In the modelling of subsurface fluid flow, faults are dominant features since they can act as fluid pathways, baffles or barriers. Special emphasis is therefore placed in representing them in a numerically efficient manner and the use of lower dimensional domains has become prevalent to simulate higher permeability features like fractures. Such features, however, only represent some of the components of natural fault networks, which can also include rather impermeable fault gouges surrounded by higher permeability damage zones for instance. Here we present a numerical approach to simulate such systems at a large scale, where the thickness of those features makes it advantageous to represent them as discrete rather than continuous domains, using lower dimensional interfaces in a conforming mesh. Benchmarks show excellent agreement with equivalent continuous simulations, regardless of the fault thickness or permeability, both for flow conduits and baffles.

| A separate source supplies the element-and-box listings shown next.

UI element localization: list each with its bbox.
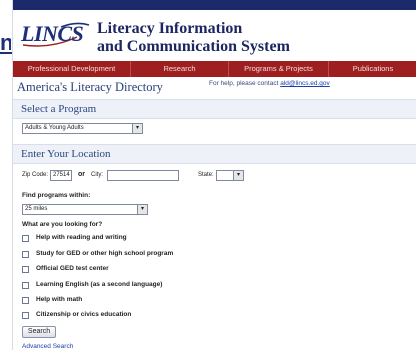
option-label: Learning English (as a second language) — [36, 281, 163, 288]
reading-writing-checkbox[interactable] — [22, 235, 29, 242]
chevron-down-icon: ▾ — [137, 205, 147, 214]
top-bar — [13, 0, 416, 10]
option-label: Official GED test center — [36, 265, 109, 272]
or-label: or — [78, 171, 85, 178]
option-label: Help with reading and writing — [36, 234, 127, 241]
nav-research[interactable]: Research — [131, 61, 229, 77]
city-label: City: — [91, 172, 103, 178]
within-label: Find programs within: — [22, 192, 91, 199]
zip-code-input[interactable]: 27514 — [50, 170, 72, 181]
site-title-line1: Literacy Information — [97, 20, 243, 37]
ged-high-school-checkbox[interactable] — [22, 251, 29, 258]
zip-code-label: Zip Code: — [22, 172, 49, 178]
nav-publications[interactable]: Publications — [329, 61, 416, 77]
nav-professional-development[interactable]: Professional Development — [13, 61, 131, 77]
state-label: State: — [198, 172, 214, 178]
help-text-prefix: For help, please contact — [209, 80, 281, 87]
program-select[interactable]: Adults & Young Adults ▾ — [22, 123, 143, 134]
enter-location-bar: Enter Your Location — [13, 144, 416, 164]
chevron-down-icon: ▾ — [233, 171, 243, 180]
chevron-down-icon: ▾ — [132, 124, 142, 133]
enter-location-heading: Enter Your Location — [21, 148, 111, 160]
help-text: For help, please contact ald@lincs.ed.go… — [209, 80, 330, 87]
search-button[interactable]: Search — [22, 326, 56, 338]
page-title: America's Literacy Directory — [17, 80, 163, 94]
option-label: Citizenship or civics education — [36, 311, 132, 318]
side-fragment-underline — [0, 52, 12, 54]
main-nav: Professional Development Research Progra… — [13, 61, 416, 77]
learning-english-checkbox[interactable] — [22, 282, 29, 289]
advanced-search-link[interactable]: Advanced Search — [22, 343, 73, 350]
program-select-value: Adults & Young Adults — [25, 125, 84, 131]
citizenship-checkbox[interactable] — [22, 312, 29, 319]
nav-programs-projects[interactable]: Programs & Projects — [229, 61, 329, 77]
site-title-line2: and Communication System — [97, 38, 290, 55]
distance-select-value: 25 miles — [25, 206, 48, 212]
browser-frame: LINCS Literacy Information and Communica… — [12, 0, 416, 350]
select-program-bar: Select a Program — [13, 99, 416, 119]
option-label: Study for GED or other high school progr… — [36, 250, 174, 257]
ged-test-center-checkbox[interactable] — [22, 266, 29, 273]
distance-select[interactable]: 25 miles ▾ — [22, 204, 148, 215]
city-input[interactable] — [107, 170, 179, 181]
help-email-link[interactable]: ald@lincs.ed.gov — [280, 80, 330, 87]
state-select[interactable]: ▾ — [216, 170, 244, 181]
help-math-checkbox[interactable] — [22, 297, 29, 304]
option-label: Help with math — [36, 296, 83, 303]
looking-for-label: What are you looking for? — [22, 221, 103, 228]
select-program-heading: Select a Program — [21, 103, 97, 115]
logo-wordmark: LINCS — [21, 21, 84, 46]
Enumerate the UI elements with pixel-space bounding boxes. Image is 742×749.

This approach can also account for the overprinting of faults with different permeabilities, as well as their dynamic evolution, which we illustrate with an example of trap charging. This work demonstrates the applicability of the approach to simulate fluid flow in faulted environments of various permeabilities and we discuss how those results can easily be extended to account for multi-physical processes.

在地下流体流动的建模中，断层是主要特征，因为断层可以充当流体路径，挡板或屏障。因此，特别强调以数值有效的方式表示它们，并且使用低维域来模拟诸如裂缝的较高渗透率特征已变得普遍。但是，这些特征仅代表自然断层网络的某些组成部分，其中也可能包括相当不可渗透的断层泥，例如被较高的渗透性破坏区所包围。在这里，我们提出了一种数值方法来大规模模拟此类系统，其中这些特征的厚度使得使用一致的网格中的低维界面将它们表示为离散域而不是连续域是有利的。无论断层厚度或渗透率如何，无论是流体导管还是折流板，基准测试都可以与等效的连续模拟很好地吻合。这种方法还可以解决具有不同渗透率的断层的叠印以及它们的动态演化，我们以陷阱充填为例进行说明。这项工作证明了该方法在不同渗透率的断层环境中模拟流体流动的适用性，并且我们讨论了如何轻松地将这些结果扩展为多物理过程的原因。我们以陷阱充电为例进行说明。这项工作证明了该方法在不同渗透率的断层环境中模拟流体流动的适用性，并且我们讨论了如何轻松地将这些结果扩展为多物理过程的原因。我们以陷阱充电为例进行说明。这项工作证明了该方法在不同渗透率的断层环境中模拟流体流动的适用性，并且我们讨论了如何轻松地将这些结果扩展为多物理过程的原因。